Nullable!T with T of class type

Jonathan M Davis newsgroup.d at jmdavisprog.com
Tue Jun 26 21:54:49 UTC 2018


On Tuesday, June 26, 2018 19:03:20 kdevel via Digitalmars-d-learn wrote:
> On Monday, 25 June 2018 at 22:58:41 UTC, Jonathan M Davis wrote:
> > On Monday, June 25, 2018 19:40:30 kdevel via
> >
> > Digitalmars-d-learn wrote:
> >>     R r;
> >>
> >>     if (r.s is null)
> >>
> >>        throw new Exception ("some error message");
>
> [...]
>
> >> Why can't this programming error be detected at compile time?
> >
> > If you have a function that accepts Nullable!T, when that
> > function is called, how on earth is it going to know whether
> > the argument it received was null at compile time?
>
> That was not the error. The error was that I used is null instead
> of .isNull() which lead to a different Exception (Error).

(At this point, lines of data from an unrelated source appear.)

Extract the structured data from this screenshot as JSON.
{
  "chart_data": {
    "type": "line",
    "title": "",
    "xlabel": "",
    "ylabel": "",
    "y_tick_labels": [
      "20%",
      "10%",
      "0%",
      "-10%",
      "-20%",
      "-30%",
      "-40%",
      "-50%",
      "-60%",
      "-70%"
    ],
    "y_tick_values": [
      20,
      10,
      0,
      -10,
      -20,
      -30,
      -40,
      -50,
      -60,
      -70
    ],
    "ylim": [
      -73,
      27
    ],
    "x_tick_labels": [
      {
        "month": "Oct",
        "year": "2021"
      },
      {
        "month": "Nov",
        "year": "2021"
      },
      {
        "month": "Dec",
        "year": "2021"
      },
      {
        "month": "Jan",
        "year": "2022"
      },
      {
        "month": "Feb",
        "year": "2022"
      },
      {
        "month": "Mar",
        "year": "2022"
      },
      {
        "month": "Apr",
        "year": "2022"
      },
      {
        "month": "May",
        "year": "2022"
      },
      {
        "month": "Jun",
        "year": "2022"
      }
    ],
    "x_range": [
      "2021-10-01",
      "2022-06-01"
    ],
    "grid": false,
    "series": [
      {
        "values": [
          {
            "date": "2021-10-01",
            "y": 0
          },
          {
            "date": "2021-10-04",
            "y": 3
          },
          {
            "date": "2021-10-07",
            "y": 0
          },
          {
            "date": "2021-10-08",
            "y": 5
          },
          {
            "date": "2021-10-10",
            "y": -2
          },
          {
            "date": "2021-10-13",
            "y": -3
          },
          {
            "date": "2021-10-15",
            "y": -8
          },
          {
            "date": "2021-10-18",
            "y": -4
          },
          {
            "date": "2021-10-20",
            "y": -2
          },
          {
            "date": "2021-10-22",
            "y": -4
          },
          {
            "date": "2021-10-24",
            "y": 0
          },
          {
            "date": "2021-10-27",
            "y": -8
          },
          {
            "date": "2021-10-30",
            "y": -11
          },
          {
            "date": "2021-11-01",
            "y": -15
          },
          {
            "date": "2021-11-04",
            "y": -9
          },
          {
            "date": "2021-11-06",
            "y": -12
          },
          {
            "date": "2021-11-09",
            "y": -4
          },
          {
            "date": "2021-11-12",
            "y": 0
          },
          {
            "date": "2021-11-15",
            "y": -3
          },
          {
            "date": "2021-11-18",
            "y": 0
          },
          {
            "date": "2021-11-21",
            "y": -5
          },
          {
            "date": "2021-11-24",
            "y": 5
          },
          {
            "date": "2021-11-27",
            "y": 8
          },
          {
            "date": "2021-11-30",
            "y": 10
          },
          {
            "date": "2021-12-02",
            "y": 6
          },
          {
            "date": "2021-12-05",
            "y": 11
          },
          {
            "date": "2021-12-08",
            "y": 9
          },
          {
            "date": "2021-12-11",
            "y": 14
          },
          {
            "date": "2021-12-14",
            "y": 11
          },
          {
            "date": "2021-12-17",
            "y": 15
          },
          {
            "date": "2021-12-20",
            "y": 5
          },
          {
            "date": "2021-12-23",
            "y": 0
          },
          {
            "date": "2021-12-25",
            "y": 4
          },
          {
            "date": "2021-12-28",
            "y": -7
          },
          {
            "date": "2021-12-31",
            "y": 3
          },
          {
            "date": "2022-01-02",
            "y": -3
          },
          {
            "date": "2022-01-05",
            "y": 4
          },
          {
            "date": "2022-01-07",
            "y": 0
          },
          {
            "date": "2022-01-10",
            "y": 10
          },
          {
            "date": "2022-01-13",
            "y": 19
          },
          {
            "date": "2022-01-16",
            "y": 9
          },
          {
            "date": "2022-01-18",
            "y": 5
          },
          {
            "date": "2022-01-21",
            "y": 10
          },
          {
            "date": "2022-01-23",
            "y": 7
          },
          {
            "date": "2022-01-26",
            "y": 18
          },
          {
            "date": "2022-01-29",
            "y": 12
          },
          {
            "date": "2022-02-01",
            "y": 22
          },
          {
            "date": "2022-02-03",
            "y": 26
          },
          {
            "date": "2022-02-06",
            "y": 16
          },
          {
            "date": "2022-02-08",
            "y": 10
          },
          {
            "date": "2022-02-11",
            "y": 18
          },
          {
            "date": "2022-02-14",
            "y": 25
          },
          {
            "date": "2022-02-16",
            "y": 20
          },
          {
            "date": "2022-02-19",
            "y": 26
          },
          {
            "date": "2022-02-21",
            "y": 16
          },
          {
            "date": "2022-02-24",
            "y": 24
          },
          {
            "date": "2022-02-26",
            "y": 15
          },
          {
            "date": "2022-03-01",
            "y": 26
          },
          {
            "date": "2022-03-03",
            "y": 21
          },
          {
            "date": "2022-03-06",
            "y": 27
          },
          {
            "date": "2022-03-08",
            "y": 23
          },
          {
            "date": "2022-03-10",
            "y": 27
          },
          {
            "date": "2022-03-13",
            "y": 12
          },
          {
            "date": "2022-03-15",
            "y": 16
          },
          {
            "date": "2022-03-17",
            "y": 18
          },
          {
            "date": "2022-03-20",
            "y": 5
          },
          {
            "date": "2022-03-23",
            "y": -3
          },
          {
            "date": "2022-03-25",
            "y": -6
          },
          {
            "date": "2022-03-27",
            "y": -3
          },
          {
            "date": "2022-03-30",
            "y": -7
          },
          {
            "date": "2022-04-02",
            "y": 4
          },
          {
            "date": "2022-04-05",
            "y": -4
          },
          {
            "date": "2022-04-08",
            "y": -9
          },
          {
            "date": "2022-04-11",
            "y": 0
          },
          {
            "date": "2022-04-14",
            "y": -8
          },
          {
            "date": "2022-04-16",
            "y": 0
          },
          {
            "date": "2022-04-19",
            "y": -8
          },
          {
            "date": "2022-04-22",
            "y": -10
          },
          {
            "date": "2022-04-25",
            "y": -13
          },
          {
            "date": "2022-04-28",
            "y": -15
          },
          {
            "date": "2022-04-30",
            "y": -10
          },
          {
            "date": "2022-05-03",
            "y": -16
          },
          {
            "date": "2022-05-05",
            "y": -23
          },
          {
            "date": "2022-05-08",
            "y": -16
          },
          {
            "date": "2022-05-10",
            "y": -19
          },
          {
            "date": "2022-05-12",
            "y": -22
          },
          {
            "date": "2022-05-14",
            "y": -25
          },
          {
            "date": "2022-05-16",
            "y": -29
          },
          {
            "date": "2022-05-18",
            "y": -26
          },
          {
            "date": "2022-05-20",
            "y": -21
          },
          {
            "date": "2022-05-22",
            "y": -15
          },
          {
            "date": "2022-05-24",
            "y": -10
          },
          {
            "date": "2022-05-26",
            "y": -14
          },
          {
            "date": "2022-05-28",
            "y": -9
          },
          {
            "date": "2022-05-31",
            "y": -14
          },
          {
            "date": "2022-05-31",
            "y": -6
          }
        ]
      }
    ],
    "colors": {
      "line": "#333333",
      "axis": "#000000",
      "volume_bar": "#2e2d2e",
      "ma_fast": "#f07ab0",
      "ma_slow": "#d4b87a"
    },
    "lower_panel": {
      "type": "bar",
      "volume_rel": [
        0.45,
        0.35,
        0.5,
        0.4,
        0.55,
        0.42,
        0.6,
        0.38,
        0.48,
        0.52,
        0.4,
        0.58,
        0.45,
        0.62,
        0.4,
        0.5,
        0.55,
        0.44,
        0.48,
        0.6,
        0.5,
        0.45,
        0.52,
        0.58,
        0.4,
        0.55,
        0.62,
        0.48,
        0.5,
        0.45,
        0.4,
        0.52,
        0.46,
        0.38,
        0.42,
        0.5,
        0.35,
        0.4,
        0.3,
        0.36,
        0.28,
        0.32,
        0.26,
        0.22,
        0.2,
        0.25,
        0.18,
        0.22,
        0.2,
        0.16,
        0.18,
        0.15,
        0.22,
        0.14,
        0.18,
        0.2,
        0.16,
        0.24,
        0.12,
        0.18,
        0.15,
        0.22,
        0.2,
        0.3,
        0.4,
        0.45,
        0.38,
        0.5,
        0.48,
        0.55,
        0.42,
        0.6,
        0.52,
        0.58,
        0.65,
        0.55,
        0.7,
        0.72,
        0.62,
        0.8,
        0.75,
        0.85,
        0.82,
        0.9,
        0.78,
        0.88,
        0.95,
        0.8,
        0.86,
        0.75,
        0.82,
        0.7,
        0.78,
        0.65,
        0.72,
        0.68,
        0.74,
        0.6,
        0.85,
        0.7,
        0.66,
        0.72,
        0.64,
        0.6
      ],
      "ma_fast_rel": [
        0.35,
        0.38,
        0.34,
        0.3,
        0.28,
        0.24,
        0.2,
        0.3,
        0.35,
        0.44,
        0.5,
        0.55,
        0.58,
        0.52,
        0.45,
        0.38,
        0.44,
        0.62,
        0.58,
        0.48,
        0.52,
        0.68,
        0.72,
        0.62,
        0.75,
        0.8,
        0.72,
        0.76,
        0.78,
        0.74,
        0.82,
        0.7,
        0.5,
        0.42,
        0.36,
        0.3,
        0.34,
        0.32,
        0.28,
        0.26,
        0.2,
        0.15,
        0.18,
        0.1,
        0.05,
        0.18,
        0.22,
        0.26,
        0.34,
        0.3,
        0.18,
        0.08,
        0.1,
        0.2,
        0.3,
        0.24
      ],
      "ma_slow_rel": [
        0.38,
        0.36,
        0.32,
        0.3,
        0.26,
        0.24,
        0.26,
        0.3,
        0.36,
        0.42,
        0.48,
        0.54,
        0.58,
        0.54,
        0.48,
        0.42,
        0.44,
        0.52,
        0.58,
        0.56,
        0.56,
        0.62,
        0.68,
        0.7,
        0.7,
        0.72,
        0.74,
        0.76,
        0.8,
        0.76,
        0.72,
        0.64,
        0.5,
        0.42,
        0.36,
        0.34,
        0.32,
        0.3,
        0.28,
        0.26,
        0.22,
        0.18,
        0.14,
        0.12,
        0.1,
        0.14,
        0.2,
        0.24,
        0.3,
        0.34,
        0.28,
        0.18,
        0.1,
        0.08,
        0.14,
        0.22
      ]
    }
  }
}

Well, get checks whether the Nullable isNull, and throws an Error if it is,
which is what you showed in your original post. If you want a Nullable to
have the value of null, then you have to explicitly set it to null. Nullable
really doesn't have anything to do with the null value for pointers or
references beyond the fact that it allows a way to emulate that behavior for
non-nullable types by using a bool.

isNull returns whether the Nullable has been given a value or not, whereas
checking the value with is null means checking whether it has a value and
whether that value is null. If that behavior is not what you want, then you
will have to find a different solution, though honestly, I don't understand
why folks keep trying to put nullable types in Nullable in non-generic code.